Re: Can I *not* have an on-disk cache?

From: Scott Hess <scott@dont-contact.us>
Date: Tue, 13 Jul 1999 09:34:44 -0700

At worst, put the cache on a ramdisk...

[Not a hardware ramdisk, I mean a software ramdisk. You'd have to do the
squid -z thing to create the directories at startup, before starting squid,
but that should be easy enough to work into the startup script. If you're
lucky, your OS will even be able to directly suck data from the ramdisk
blocks to wherever it belongs, so you don't end up with duplicate in-memory
copies (one in ramdisk, one in fs buffers, one in squid :-).]

Later,
scott

----- Original Message -----
From: Steve Willer <willer@interlog.com>
To: Squid Users Mailing List <squid-users@ircache.net>
Sent: Tuesday, July 13, 1999 5:45 AM
Subject: Can I *not* have an on-disk cache?

>
> I'm guessing from the posts that most of you are using Squid in its
> regular mode.
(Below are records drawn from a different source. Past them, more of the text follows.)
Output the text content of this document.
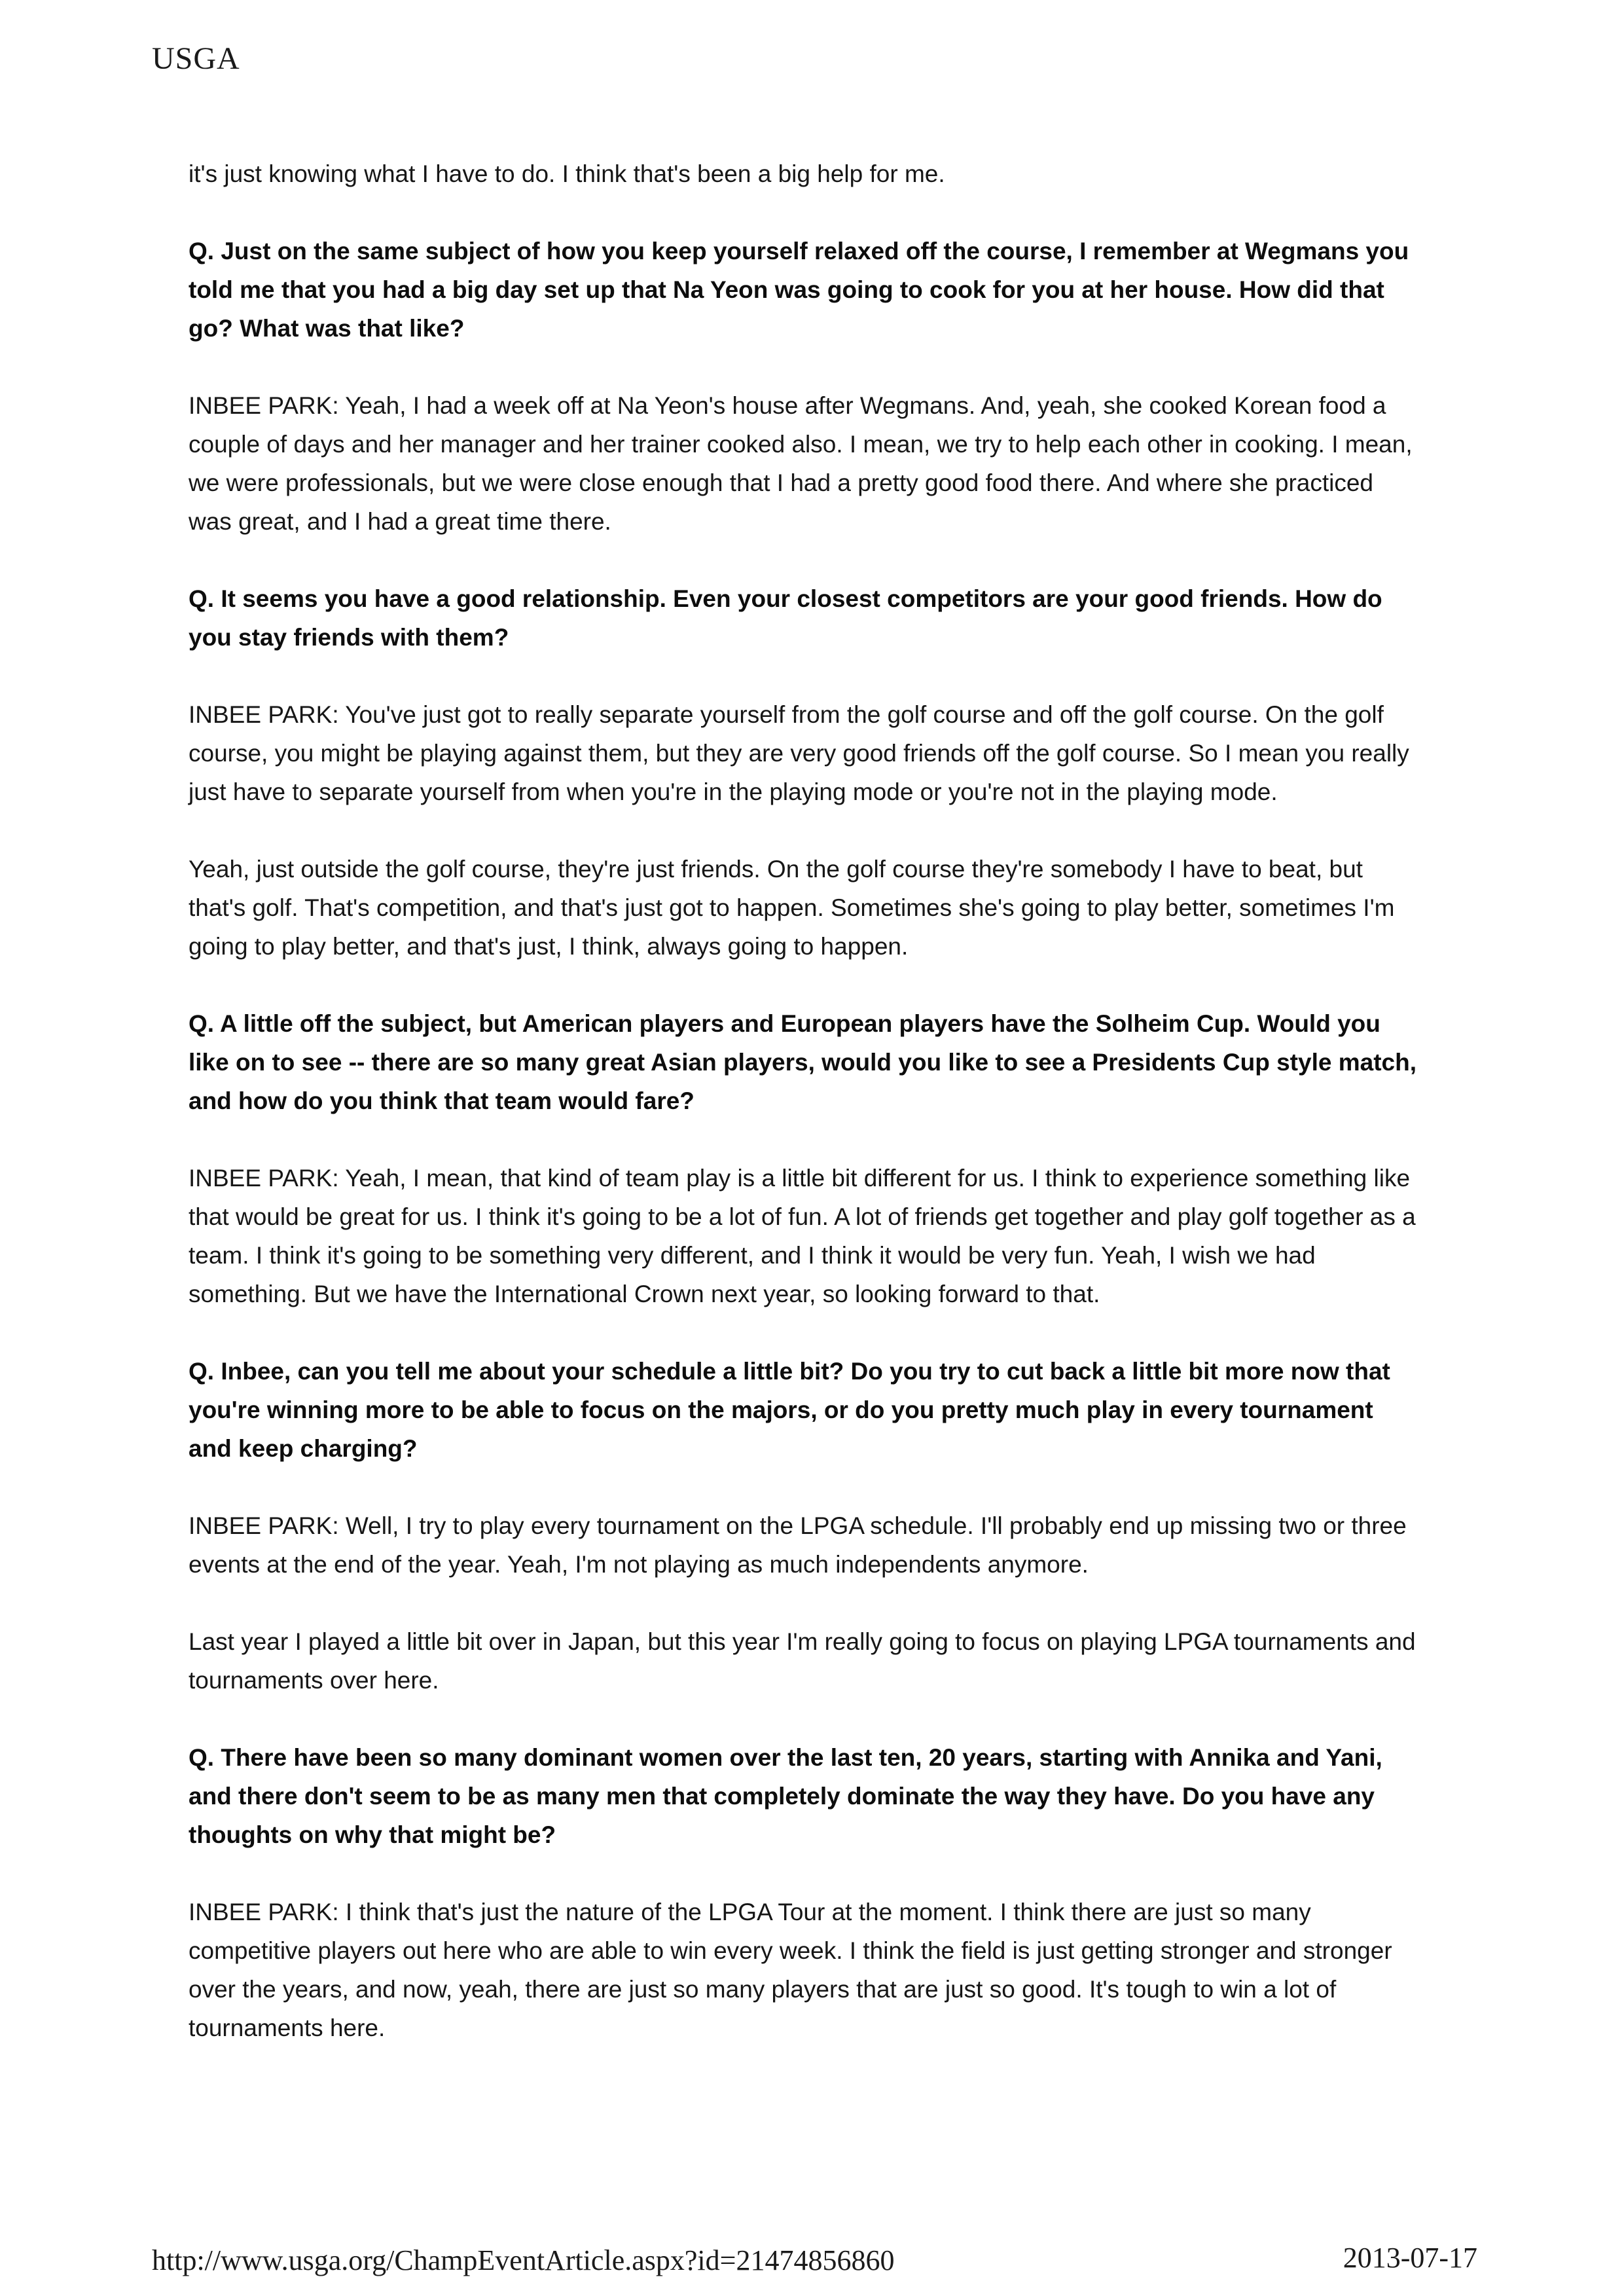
USGA

it's just knowing what I have to do. I think that's been a big help for me.

Q. Just on the same subject of how you keep yourself relaxed off the course, I remember at Wegmans you told me that you had a big day set up that Na Yeon was going to cook for you at her house. How did that go? What was that like?

INBEE PARK: Yeah, I had a week off at Na Yeon's house after Wegmans. And, yeah, she cooked Korean food a couple of days and her manager and her trainer cooked also. I mean, we try to help each other in cooking. I mean, we were professionals, but we were close enough that I had a pretty good food there. And where she practiced was great, and I had a great time there.

Q. It seems you have a good relationship. Even your closest competitors are your good friends. How do you stay friends with them?

INBEE PARK: You've just got to really separate yourself from the golf course and off the golf course. On the golf course, you might be playing against them, but they are very good friends off the golf course. So I mean you really just have to separate yourself from when you're in the playing mode or you're not in the playing mode.

Yeah, just outside the golf course, they're just friends. On the golf course they're somebody I have to beat, but that's golf. That's competition, and that's just got to happen. Sometimes she's going to play better, sometimes I'm going to play better, and that's just, I think, always going to happen.

Q. A little off the subject, but American players and European players have the Solheim Cup. Would you like on to see -- there are so many great Asian players, would you like to see a Presidents Cup style match, and how do you think that team would fare?

INBEE PARK: Yeah, I mean, that kind of team play is a little bit different for us. I think to experience something like that would be great for us. I think it's going to be a lot of fun. A lot of friends get together and play golf together as a team. I think it's going to be something very different, and I think it would be very fun. Yeah, I wish we had something. But we have the International Crown next year, so looking forward to that.

Q. Inbee, can you tell me about your schedule a little bit? Do you try to cut back a little bit more now that you're winning more to be able to focus on the majors, or do you pretty much play in every tournament and keep charging?

INBEE PARK: Well, I try to play every tournament on the LPGA schedule. I'll probably end up missing two or three events at the end of the year. Yeah, I'm not playing as much independents anymore.

Last year I played a little bit over in Japan, but this year I'm really going to focus on playing LPGA tournaments and tournaments over here.

Q. There have been so many dominant women over the last ten, 20 years, starting with Annika and Yani, and there don't seem to be as many men that completely dominate the way they have. Do you have any thoughts on why that might be?

INBEE PARK: I think that's just the nature of the LPGA Tour at the moment. I think there are just so many competitive players out here who are able to win every week. I think the field is just getting stronger and stronger over the years, and now, yeah, there are just so many players that are just so good. It's tough to win a lot of tournaments here.

http://www.usga.org/ChampEventArticle.aspx?id=21474856860	2013-07-17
Perhaps I have needs that Squid doesn't really address,
> but...
>
> I'm running Squid in http-accelerator mode (in front of a web site). All
> of the pages are dynamic and therefore not cacheable. The cacheable items
> (buttons and stuff) probably only total 20MB or so.
>
> The Squid box is hitting its capacity limit, and I'm looking for ways to
> squeeze some more life out of it so we survive until we replace the box.
> Turning off all logging helps, but I would really like to avoid the system
> calls and directory tree walking involved with an on-disk cache.
>
> This is for Squid 1.1, although suggestions for v2 are welcome. I would
> like to have a nice-sized RAM cache to keep in-process data (say 200MB),
> but I want to eliminate any filesystem access by Squid. Any ideas?